Training is conducted through an outcome-based reward mechanism, where the utility of generated K is quantified as the differential in downstream task success rate when compared to the baseline (no prior knowledge). This reward is used exclusively at training time, while inference is entirely reward-free.
Figure 2: The pipeline: supervised fine-tuning from teacher models, followed by reinforcement-based rejection sampling to optimize world knowledge generation.
- Supervised Fine-Tuning (SFT): The base policy is initialized via imitation learning on trajectories generated by a strong teacher (e.g., Gemini-2.5-Pro), with selection based on maximum outcome-based reward.
- Reinforcement-based Rejection Sampling (RFT): Candidate world knowledge documents generated by the policy are scored and filtered, iteratively optimizing exploration and summarization efficiency.
Advantages include horizon-agnostic adaptation, decoupling from environmental reward signals, and eliminating gradient-based test-time training.
Empirical Evaluation and Numerical Results
Evaluation was conducted on WebWalker and WebVoyager benchmarks. Success rate and step efficiency were the primary metrics.
- Effectiveness: Ours (RFT) attains up to a 19% absolute gain (Qwen3-30B, WebWalker) and outperforms both the base model and teacher (Gemini-2.5-Pro) despite compact parameterization.
- Efficiency: Agents equipped with world knowledge reduce execution steps by on average 17%, demonstrating task guidance and structural prior impact.
Ablation studies confirm the major performance leap occurs after SFT and the first RFT iteration; further rounds yield diminishing marginal improvements.
Figure 3: Success rate trends across training stages show marked performance jumps post-SFT and first RFT iteration.
Knowledge Transfer, Scaling, and Theoretical Implications
Cross-model experiments show K is universally portable—delivering substantial performance uplift irrespective of backbone architecture or scale.
Case Analysis and Token Sensitivity
A case study on ACL 2024 web navigation tasks demonstrates world knowledge enables early retrieval of critical information, reducing exploration steps and increasing answer precision.
Figure 5: Comparison showing improved multi-step question answering with world knowledge integration.
Token length sensitivity reveals a non-linear relationship: increased document length improves performance up to a moderate threshold, after which added tokens introduce noise and marginal returns diminish.
Practical and Theoretical Implications
The paradigm enables agents to bootstrap world knowledge at inference, decoupling agentic cognition from reward engineering and runtime training constraints.
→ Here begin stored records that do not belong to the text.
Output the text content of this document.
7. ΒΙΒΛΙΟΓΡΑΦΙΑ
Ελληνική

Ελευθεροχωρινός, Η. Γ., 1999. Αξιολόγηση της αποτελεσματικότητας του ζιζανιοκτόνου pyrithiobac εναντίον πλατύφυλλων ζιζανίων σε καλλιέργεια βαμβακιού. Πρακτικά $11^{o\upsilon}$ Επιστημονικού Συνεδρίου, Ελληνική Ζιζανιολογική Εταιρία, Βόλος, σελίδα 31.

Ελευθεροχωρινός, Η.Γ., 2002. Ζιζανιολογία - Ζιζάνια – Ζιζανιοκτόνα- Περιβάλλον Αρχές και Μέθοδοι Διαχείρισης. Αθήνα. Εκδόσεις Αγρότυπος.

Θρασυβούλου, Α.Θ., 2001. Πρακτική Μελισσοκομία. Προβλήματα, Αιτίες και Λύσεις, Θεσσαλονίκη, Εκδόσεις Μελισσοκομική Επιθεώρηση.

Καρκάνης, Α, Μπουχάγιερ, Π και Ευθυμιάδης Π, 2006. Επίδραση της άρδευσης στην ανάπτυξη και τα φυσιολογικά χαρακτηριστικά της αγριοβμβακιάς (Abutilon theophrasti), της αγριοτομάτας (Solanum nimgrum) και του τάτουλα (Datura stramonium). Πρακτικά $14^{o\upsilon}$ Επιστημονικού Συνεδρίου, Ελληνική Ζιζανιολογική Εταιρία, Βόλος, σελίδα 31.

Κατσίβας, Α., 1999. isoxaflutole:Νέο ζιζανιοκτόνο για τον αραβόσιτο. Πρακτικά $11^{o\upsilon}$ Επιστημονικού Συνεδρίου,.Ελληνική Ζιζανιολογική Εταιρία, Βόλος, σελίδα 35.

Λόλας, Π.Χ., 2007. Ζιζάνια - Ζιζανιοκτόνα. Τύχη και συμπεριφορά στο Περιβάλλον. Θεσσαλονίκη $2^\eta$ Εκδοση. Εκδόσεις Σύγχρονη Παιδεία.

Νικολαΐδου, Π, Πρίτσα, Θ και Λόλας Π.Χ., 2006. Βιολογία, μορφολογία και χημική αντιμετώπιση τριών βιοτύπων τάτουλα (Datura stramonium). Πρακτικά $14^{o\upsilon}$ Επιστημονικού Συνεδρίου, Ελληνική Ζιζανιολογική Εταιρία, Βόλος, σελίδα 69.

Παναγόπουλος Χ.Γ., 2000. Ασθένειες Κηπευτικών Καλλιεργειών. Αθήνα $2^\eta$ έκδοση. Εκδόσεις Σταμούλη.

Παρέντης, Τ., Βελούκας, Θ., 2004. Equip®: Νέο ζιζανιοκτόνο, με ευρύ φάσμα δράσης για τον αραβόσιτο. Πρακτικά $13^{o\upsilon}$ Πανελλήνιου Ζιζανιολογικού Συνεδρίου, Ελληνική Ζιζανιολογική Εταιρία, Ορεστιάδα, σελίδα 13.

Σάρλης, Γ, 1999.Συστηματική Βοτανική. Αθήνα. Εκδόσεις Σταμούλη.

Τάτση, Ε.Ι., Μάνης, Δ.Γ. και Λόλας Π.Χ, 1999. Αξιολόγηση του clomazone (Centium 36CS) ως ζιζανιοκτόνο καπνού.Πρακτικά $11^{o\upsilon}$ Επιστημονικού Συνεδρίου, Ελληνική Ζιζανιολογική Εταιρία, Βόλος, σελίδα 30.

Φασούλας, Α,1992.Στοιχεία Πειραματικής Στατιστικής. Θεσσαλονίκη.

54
This approach can generalize to diverse environments, laying technical groundwork for scalable, model-agnostic augmentation. In practice, world knowledge acts as structured context, enhancing navigation, reasoning, and planning in web and real-world tasks with minimal overhead.
Theoretically, the results suggest a shift toward intrinsic meta-learning as the principal driver for agent autonomy and generalization, rather than brute-force parameter scaling. The composability and portability of world knowledge facilitate agent collaboration and transfer learning, opening paths for curriculum-based evolution and automated task synthesis in future AGI systems.
Conclusion
This paper proposes and empirically validates a meta-learning paradigm for spontaneous, reward-free self-evolution in LLM agents via world knowledge exploration. The approach achieves significant performance gains, demonstrates universal transferability, and offers scalable, practical mechanisms for structuring environment cognition. The implications span both immediate agentic research and longer-term AGI prospects, highlighting environment-level exploration as the dominant axis for intelligence growth.